So, when was the last time I updated this thing? September 12, that’s when. Since then we’ve done Halloween and Christmas at school; I’ve ventured to the south of the island on high-speed rail and the north of the island on my scooter; I’ve met my host family and the Taiwanese president. Winter has come, which means cooler temperatures and rain, which in turn means bundling up for school (there’s no heat) and living in a perpetual state of wet (just bought a dehumidifier). But we’re trying not to let the drizzle put a damper on anything. (Get it?) When we got three days of sunny skies last weekend after 27 straight days of rain, I took to my scooter to enjoy them to the fullest.
On Saturday, after agonizing for about 15 minutes on my balcony about the best way to soak up the sun, a friend and I hopped on my scoot to pick up some delicious baozi at a town about 20 minutes away, then hauled it up a mountain near our favorite beach to Mr. Brown’s Coffee Castle. Mr. Brown is the king of canned coffee in Taiwan, and this castle is his. . . castle, I guess. We just sat there, letting our baozi and coffee sink in, taking in the view of Turtle Island below.
Refueled and ready for more scooting, we headed for Jiaoxi and a festival we had heard about that morning. All we were going off of was a woman who said she thought her family would go to a festival (celebrating what, she didn’t know) in Jiaoxi that day, but turns out we found it, and turns out it was celebrating Jiaoxi’s hot springs, its most famous attraction. Far in the distance was a large stage, on which my friend swore she saw some Native American dancers. They were actually South American, but dressed in traditional clothing much more like America’s indigenous tribes than Taiwan’s. They spoke English and so, as we suspected might happen, they picked Charissa out of the crowd to join them on the Mayan drums. She worked the crowd like any waiguoren should, and then we stayed for more drummers, unicyclists, and a Taiwanese rock band before scooting back to Yilan and making the split decision to eat for the first time at our new night market. Another off-the-cuff bit of awesomeness, which spilled over into Sunday, too.
The sun still shining–albeit less brightly–on Sunday, Charissa, me, and my scooter, plus three more friends and two more scooters, drove up the northeast coast of Taiwan, lots of time and few plans in tow. Our first stop was to climb among some of the huge rocks that line the coast, about 45 minutes into our drive.

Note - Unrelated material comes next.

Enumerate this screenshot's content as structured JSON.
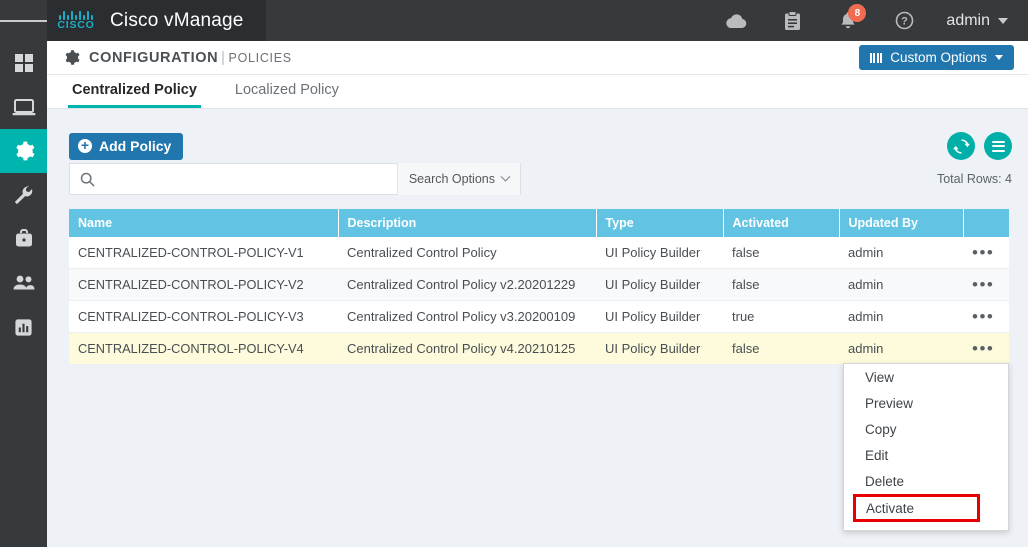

Another fifteen minutes down the road, I glimpsed a few boats and some tents and told my co-pilot to pull over. We ventured down a flight of stairs, and BAM! There we were in Daxi at about 2 p.m., prime time for the fishermen to be selling the day’s spoils. My eyes kept bouncing from one thing to the next as I walked down the narrow path along the docks, the wonderfully colorful boats on my left, the bright tents and equally colorful seafood on my right. There was no shortage of activity, and that kind of bustling atmosphere–like the night markets in Yilan and Luodong–is the best for taking photos.
I didn’t think it could get better than the fish market when we hopped back on our scoots again. And yet, a half hour and a handful of incredible views later, there we were at the San Diego Lighthouse, on the easternmost point of Taiwan. And, funny enough, it wasn’t the lighthouse, but a litter of stray puppies, that made this stop so memorable. Though Taiwan has little of the trash or other unpleasantries (word?) that would show up in mainland China, it does have a huge number of stray dogs that are consistently annoying and occasionally really freakin’ scary. But these ones were just precious. We played and played and then sanitized our hands. By the time we were done, the lighthouse was closed, but we left happy and (hopefully) germ-free just the same.
So, the time being late afternoon and our hearts being filled up on puppy love, we headed back down the coast to fill up our stomachs on some taro ice cream and celebrate the end of a gem of a weekend. The skies had grown cloudy, but the rain held, and it managed to hold until Monday afternoon.
Now it’s Wednesday, it’s rained the past three days, and it probably will for the rest of the week. And that’s why they say, “Nothing lasts forever.” And that’s why we say, “We enjoyed it while it lasted.” And it’s also why I say, “I hate rain.” It’s going to be hard to ever look at it again without thinking of riding my scooter in the dark; my helmet visor pulled down, keeping out the water but fogging up from my breath; my rain poncho keeping everything dry except my hands and a little of my pants because it’s Taiwan length, meaning it ends before my rain boots begin. The weather will be like this through February at least, and I’ve been told to venture south on the weekends if I want downtime without the drizzle. Look forward to updates on that in the future.